I had a professor in college that believed plays, even the plays of Shakespeare, should not be read as literature, as we read a poem or a novel, that plays are not literature. The only way a play can be experienced properly is by watching it performed. A play creates a bit of magic and it goes against the creed of the magician to reveal the secret of the trick. A play is multi-sensory and audiovisual. Lee Strasberg, one of the founders of the Actors Studio, said nothing of importance gets said in a play except for maybe five minutes in the last act (or words to that effect). Yet when we read a script all we have is the words that are spoken.

The magic of theater, and a reason we study plays and watch plays, is discovering what is happening behind the words.

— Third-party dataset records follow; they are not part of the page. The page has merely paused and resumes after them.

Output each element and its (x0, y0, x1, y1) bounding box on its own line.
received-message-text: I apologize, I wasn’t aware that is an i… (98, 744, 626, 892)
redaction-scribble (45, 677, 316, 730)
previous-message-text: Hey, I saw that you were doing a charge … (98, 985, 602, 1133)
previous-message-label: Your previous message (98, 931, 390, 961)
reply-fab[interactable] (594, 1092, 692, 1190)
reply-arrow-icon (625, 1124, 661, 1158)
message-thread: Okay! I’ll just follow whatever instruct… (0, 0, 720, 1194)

What motivates Hamlet to say what he says? What is the real life that lives under the words? Most of what we say in conversation is a kind of playing for time, filling the space with words while we try to figure out what the moment is all about. In watching characters on stage, or reading their words in the script, we realize that we are not alone in our struggle to find meaning in the day to day activities that fill our lives. Plays confront important issues but at the end of the day most of us are not concerned with how the powerful misuse their power or whatever the important issue of the play is. What does concern us is preserving the scent of the rose in our day to day experience while enjoying the coffee. It is not what happens to Hamlet and his family but how they persevere.